Bianca’s own sight condition is something she has had from birth and is a combination of three things; toxoplasmosis, severe short-sightedness and Nystagmus. She has limited vision in her left eye and almost no vision in her right eye. Talking about the attitudes she encountered at school Bianca says, ““They never encouraged me to do fashion or art. I just wanted to do it…It’s very hard for youngsters to hear that they can’t do something because it really wrecks your self-esteem.” Elaborating on this, Bianca says that when you have a visual impairment, people always think about what you can’t do first rather than what you can do. She described her experience at Kingston University as incredibly positive in this respect as they worked with her to identify solutions to any challenges she encountered. She says that schools and universities have a responsibility to encourage more visually impaired individuals to take up art and fashion and make it more accessible, but also that art in general needs to be encouraged more. “Creative people make a lot of life-happinesses and our culture is mainly formed on creativity.”
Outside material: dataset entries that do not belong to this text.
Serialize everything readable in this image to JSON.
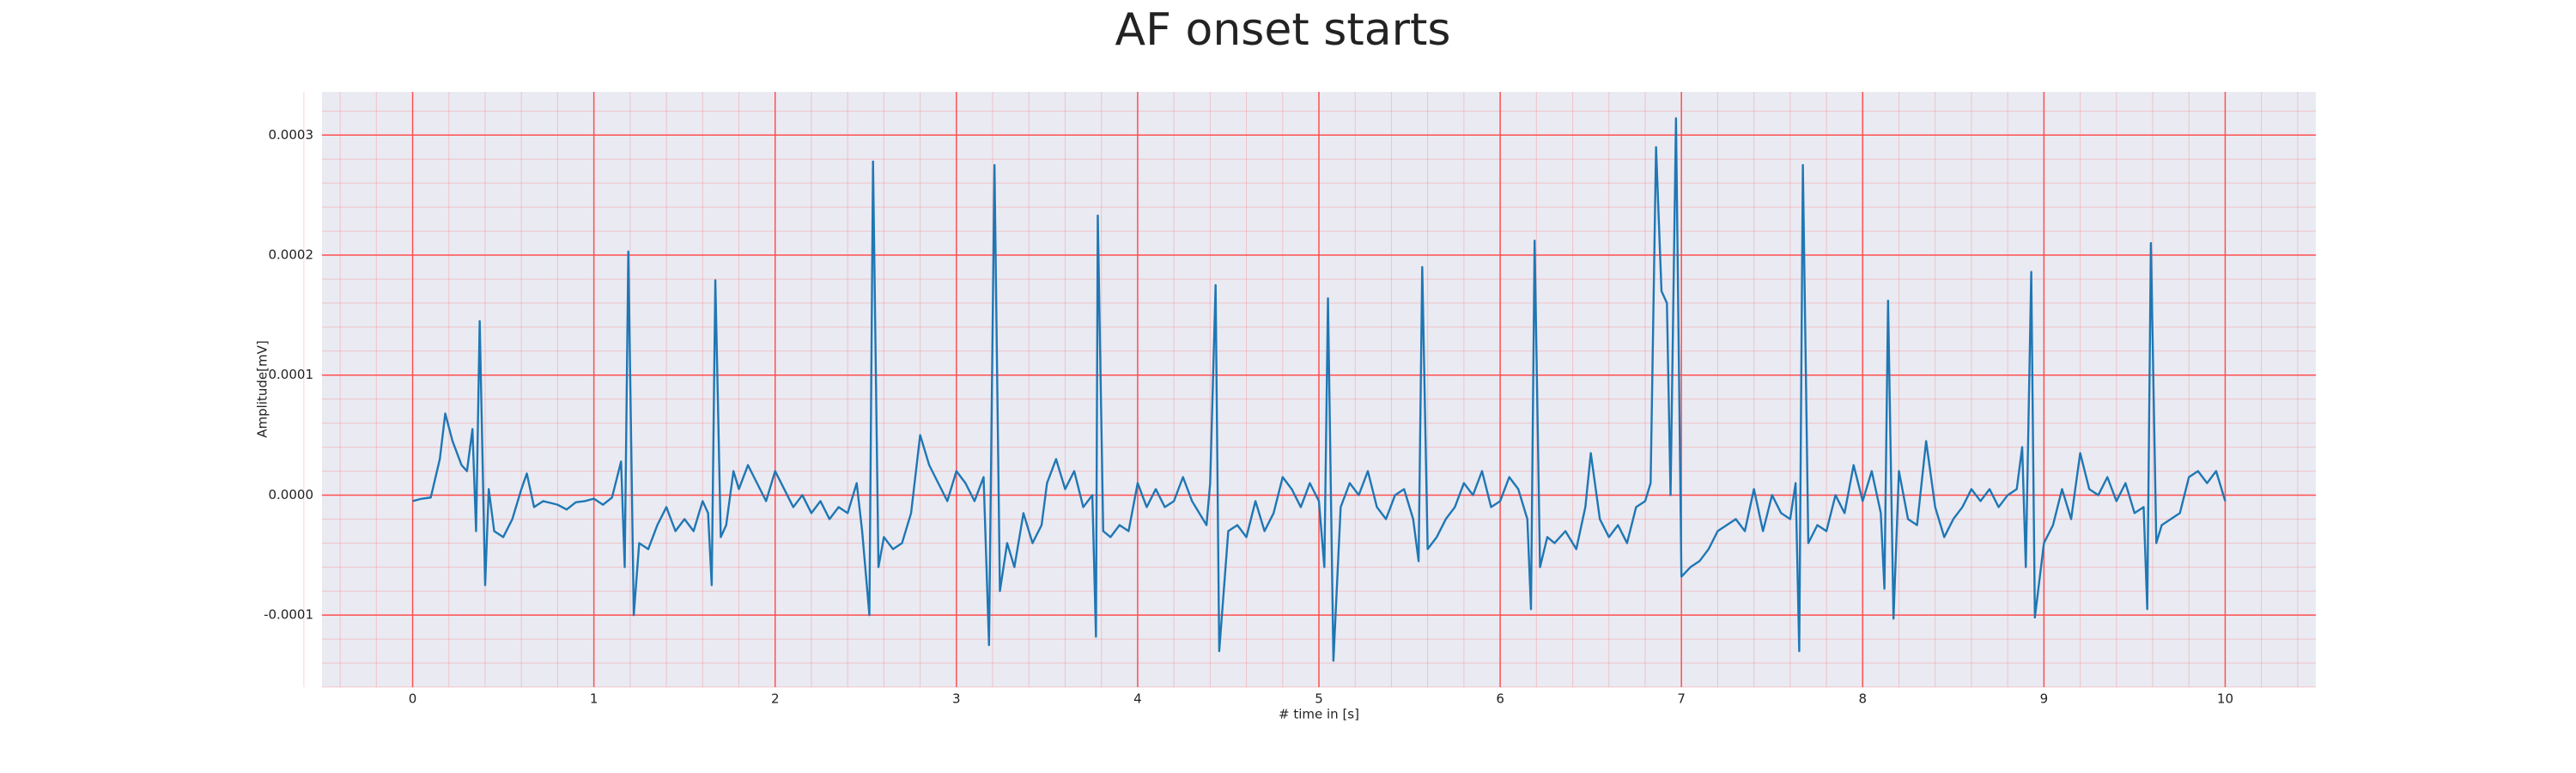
{
  "chart_data": {
    "type": "line",
    "title": "AF onset starts",
    "xlabel": "# time in [s]",
    "ylabel": "Amplitude[mV]",
    "xlim": [
      -0.5,
      10.5
    ],
    "xticks": [
      0,
      1,
      2,
      3,
      4,
      5,
      6,
      7,
      8,
      9,
      10
    ],
    "ylim": [
      -0.00016,
      0.000336
    ],
    "yticks": [
      -0.0001,
      {
        "value": 0,
        "label": "0.0000"
      },
      0.0001,
      0.0002,
      0.0003
    ],
    "grid": true,
    "grid_color": "#ff5050",
    "minor_grid": true,
    "background": "#eaeaf2",
    "series": [
      {
        "color": "#1f77b4",
        "x": [
          0,
          0.05,
          0.1,
          0.15,
          0.18,
          0.22,
          0.27,
          0.3,
          0.33,
          0.35,
          0.37,
          0.4,
          0.42,
          0.45,
          0.5,
          0.55,
          0.6,
          0.63,
          0.67,
          0.72,
          0.8,
          0.85,
          0.9,
          0.95,
          1.0,
          1.05,
          1.1,
          1.15,
          1.17,
          1.19,
          1.22,
          1.25,
          1.3,
          1.35,
          1.4,
          1.45,
          1.5,
          1.55,
          1.6,
          1.63,
          1.65,
          1.67,
          1.7,
          1.73,
          1.77,
          1.8,
          1.85,
          1.9,
          1.95,
          2.0,
          2.05,
          2.1,
          2.15,
          2.2,
          2.25,
          2.3,
          2.35,
          2.4,
          2.45,
          2.48,
          2.52,
          2.54,
          2.57,
          2.6,
          2.65,
          2.7,
          2.75,
          2.8,
          2.85,
          2.9,
          2.95,
          3.0,
          3.05,
          3.1,
          3.15,
          3.18,
          3.21,
          3.24,
          3.28,
          3.32,
          3.37,
          3.42,
          3.47,
          3.5,
          3.55,
          3.6,
          3.65,
          3.7,
          3.75,
          3.77,
          3.78,
          3.81,
          3.85,
          3.9,
          3.95,
          4.0,
          4.05,
          4.1,
          4.15,
          4.2,
          4.25,
          4.3,
          4.38,
          4.4,
          4.43,
          4.45,
          4.5,
          4.55,
          4.6,
          4.65,
          4.7,
          4.75,
          4.8,
          4.85,
          4.9,
          4.95,
          5.0,
          5.03,
          5.05,
          5.08,
          5.12,
          5.17,
          5.22,
          5.27,
          5.32,
          5.37,
          5.42,
          5.47,
          5.52,
          5.55,
          5.57,
          5.6,
          5.65,
          5.7,
          5.75,
          5.8,
          5.85,
          5.9,
          5.95,
          6.0,
          6.05,
          6.1,
          6.15,
          6.17,
          6.19,
          6.22,
          6.26,
          6.3,
          6.36,
          6.42,
          6.47,
          6.5,
          6.55,
          6.6,
          6.65,
          6.7,
          6.75,
          6.8,
          6.83,
          6.86,
          6.89,
          6.92,
          6.94,
          6.97,
          7.0,
          7.05,
          7.1,
          7.15,
          7.2,
          7.3,
          7.35,
          7.4,
          7.45,
          7.5,
          7.55,
          7.6,
          7.63,
          7.65,
          7.67,
          7.7,
          7.75,
          7.8,
          7.85,
          7.9,
          7.95,
          8.0,
          8.05,
          8.1,
          8.12,
          8.14,
          8.17,
          8.2,
          8.25,
          8.3,
          8.35,
          8.4,
          8.45,
          8.5,
          8.55,
          8.6,
          8.65,
          8.7,
          8.75,
          8.8,
          8.85,
          8.88,
          8.9,
          8.93,
          8.95,
          9.0,
          9.05,
          9.1,
          9.15,
          9.2,
          9.25,
          9.3,
          9.35,
          9.4,
          9.45,
          9.5,
          9.55,
          9.57,
          9.59,
          9.62,
          9.65,
          9.7,
          9.75,
          9.8,
          9.85,
          9.9,
          9.95,
          10.0
        ],
        "values": [
          -5e-06,
          -3e-06,
          -2e-06,
          3e-05,
          6.8e-05,
          4.5e-05,
          2.5e-05,
          2e-05,
          5.5e-05,
          -3e-05,
          0.000145,
          -7.5e-05,
          5e-06,
          -3e-05,
          -3.5e-05,
          -2e-05,
          5e-06,
          1.8e-05,
          -1e-05,
          -5e-06,
          -8e-06,
          -1.2e-05,
          -6e-06,
          -5e-06,
          -3e-06,
          -8e-06,
          -2e-06,
          2.8e-05,
          -6e-05,
          0.000203,
          -0.0001,
          -4e-05,
          -4.5e-05,
          -2.5e-05,
          -1e-05,
          -3e-05,
          -2e-05,
          -3e-05,
          -5e-06,
          -1.5e-05,
          -7.5e-05,
          0.000179,
          -3.5e-05,
          -2.5e-05,
          2e-05,
          5e-06,
          2.5e-05,
          1e-05,
          -5e-06,
          2e-05,
          5e-06,
          -1e-05,
          0,
          -1.5e-05,
          -5e-06,
          -2e-05,
          -1e-05,
          -1.5e-05,
          1e-05,
          -3e-05,
          -0.0001,
          0.000278,
          -6e-05,
          -3.5e-05,
          -4.5e-05,
          -4e-05,
          -1.5e-05,
          5e-05,
          2.5e-05,
          1e-05,
          -5e-06,
          2e-05,
          1e-05,
          -5e-06,
          1.5e-05,
          -0.000125,
          0.000275,
          -8e-05,
          -4e-05,
          -6e-05,
          -1.5e-05,
          -4e-05,
          -2.5e-05,
          1e-05,
          3e-05,
          5e-06,
          2e-05,
          -1e-05,
          0,
          -0.000118,
          0.000233,
          -3e-05,
          -3.5e-05,
          -2.5e-05,
          -3e-05,
          1e-05,
          -1e-05,
          5e-06,
          -1e-05,
          -5e-06,
          1.5e-05,
          -5e-06,
          -2.5e-05,
          1e-05,
          0.000175,
          -0.00013,
          -3e-05,
          -2.5e-05,
          -3.5e-05,
          -5e-06,
          -3e-05,
          -1.5e-05,
          1.5e-05,
          5e-06,
          -1e-05,
          1e-05,
          -5e-06,
          -6e-05,
          0.000164,
          -0.000138,
          -1e-05,
          1e-05,
          0,
          2e-05,
          -1e-05,
          -2e-05,
          0,
          5e-06,
          -2e-05,
          -5.5e-05,
          0.00019,
          -4.5e-05,
          -3.5e-05,
          -2e-05,
          -1e-05,
          1e-05,
          0,
          2e-05,
          -1e-05,
          -5e-06,
          1.5e-05,
          5e-06,
          -2e-05,
          -9.5e-05,
          0.000212,
          -6e-05,
          -3.5e-05,
          -4e-05,
          -3e-05,
          -4.5e-05,
          -1e-05,
          3.5e-05,
          -2e-05,
          -3.5e-05,
          -2.5e-05,
          -4e-05,
          -1e-05,
          -5e-06,
          1e-05,
          0.00029,
          0.00017,
          0.00016,
          0,
          0.000314,
          -6.8e-05,
          -6e-05,
          -5.5e-05,
          -4.5e-05,
          -3e-05,
          -2e-05,
          -3e-05,
          5e-06,
          -3e-05,
          0,
          -1.5e-05,
          -2e-05,
          1e-05,
          -0.00013,
          0.000275,
          -4e-05,
          -2.5e-05,
          -3e-05,
          0,
          -1.5e-05,
          2.5e-05,
          -5e-06,
          2e-05,
          -1.5e-05,
          -7.8e-05,
          0.000162,
          -0.000103,
          2e-05,
          -2e-05,
          -2.5e-05,
          4.5e-05,
          -1e-05,
          -3.5e-05,
          -2e-05,
          -1e-05,
          5e-06,
          -5e-06,
          5e-06,
          -1e-05,
          0,
          5e-06,
          4e-05,
          -6e-05,
          0.000186,
          -0.000102,
          -4e-05,
          -2.5e-05,
          5e-06,
          -2e-05,
          3.5e-05,
          5e-06,
          0,
          1.5e-05,
          -5e-06,
          1e-05,
          -1.5e-05,
          -1e-05,
          -9.5e-05,
          0.00021,
          -4e-05,
          -2.5e-05,
          -2e-05,
          -1.5e-05,
          1.5e-05,
          2e-05,
          1e-05,
          2e-05,
          -5e-06
        ]
      }
    ]
  }
}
Asked what she would say to other young people with a visual impairment wanting to pursue art and fashion she says, “Never think that you can’t do something. It needs to be your choice and you have your own path to feel successful in...You have to pursue what you want to do in order to be happy.”Bianca’s advice is certainly reflective of her own experiences so far and her ambitions for the future, “If you feel you can make a difference then you’ve got to do it even more as you might be the next person that actually stands out there and creates something that’s absolutely inspirational for another generation.”